Amazon · Statistics & Data Analysis
Evaluate a Two Percent CTR Lift in Music Recommendations
TrueInterview
October 7, 2026 · 2 min read
A music recommendation experiment shows click-through rate up 2 percent. Before you call the change successful, what would you verify, and what would you do next if it holds up?
Requirements and Constraints
The only evidence you're given is the reported lift. It's unclear whether the gain is relative or two percentage points, whether it's statistically trustworthy, or whether listening quality moved at all. Spell out which missing details matter and how each one changes the call. Don't treat a higher CTR as automatic justification for shipping.
Clarifying Questions
- Is the change relative or absolute, and what are the control and treatment CTRs?
- How were users assigned, how long did the experiment run, and which population was eligible?
- Were click and impression logging stable and consistent between groups?

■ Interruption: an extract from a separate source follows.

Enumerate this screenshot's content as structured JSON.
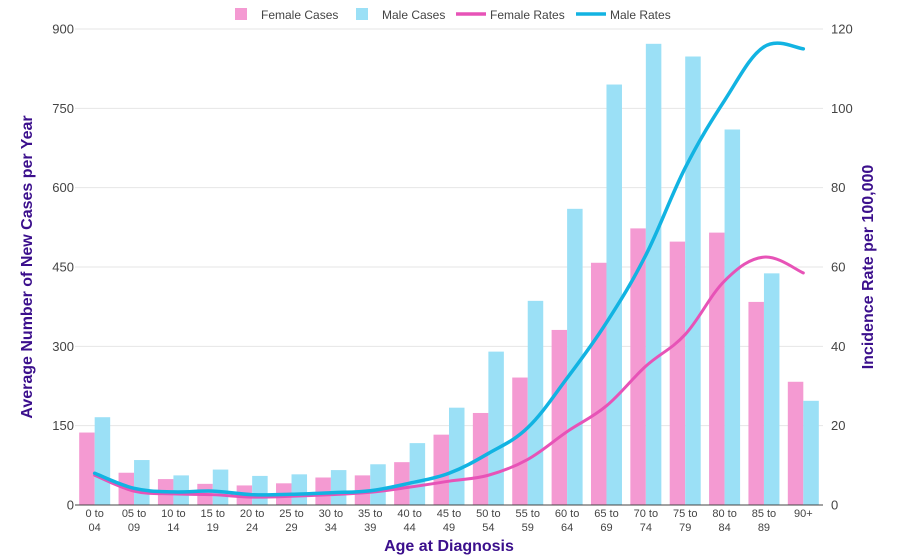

- Which secondary metrics measure whether clicks led to a useful listening experience?
Hint — Convert the lift before you read anything into it: A relative shift and a percentage-point shift can imply very different magnitudes. Pin down the denominator, the baseline, and the uncertainty before you think about deploying.
What a Strong Answer Covers
- A careful reading of the reported 2 percent change together with the raw click and impression counts.
- Checks on experiment validity, uncertainty estimates, and how repeated observations from the same user are handled.
- Listening-quality, retention, and operational guardrails that limit a CTR-only decision.
- Segment and time-slice checks that surface regressions, novelty effects, or population imbalance.
- A rollout plan with staged exposure, monitoring, rollback criteria, and a way to confirm the benefit holds.
- A follow-up experiment or analysis driven by the observed behavior rather than a reflexive chain of deployments.
Follow-up Questions
- CTR climbs, but short listening sessions and instant skips climb too — how does that change your decision?
- What would you dig into if the lift shows up only among previously highly active listeners?
- How could the experiment appear to succeed because impression logging shifted rather than user behavior?
Overview: Read a reported CTR lift from a music recommender, validate the experiment and listening-quality metrics, and design a measured rollout.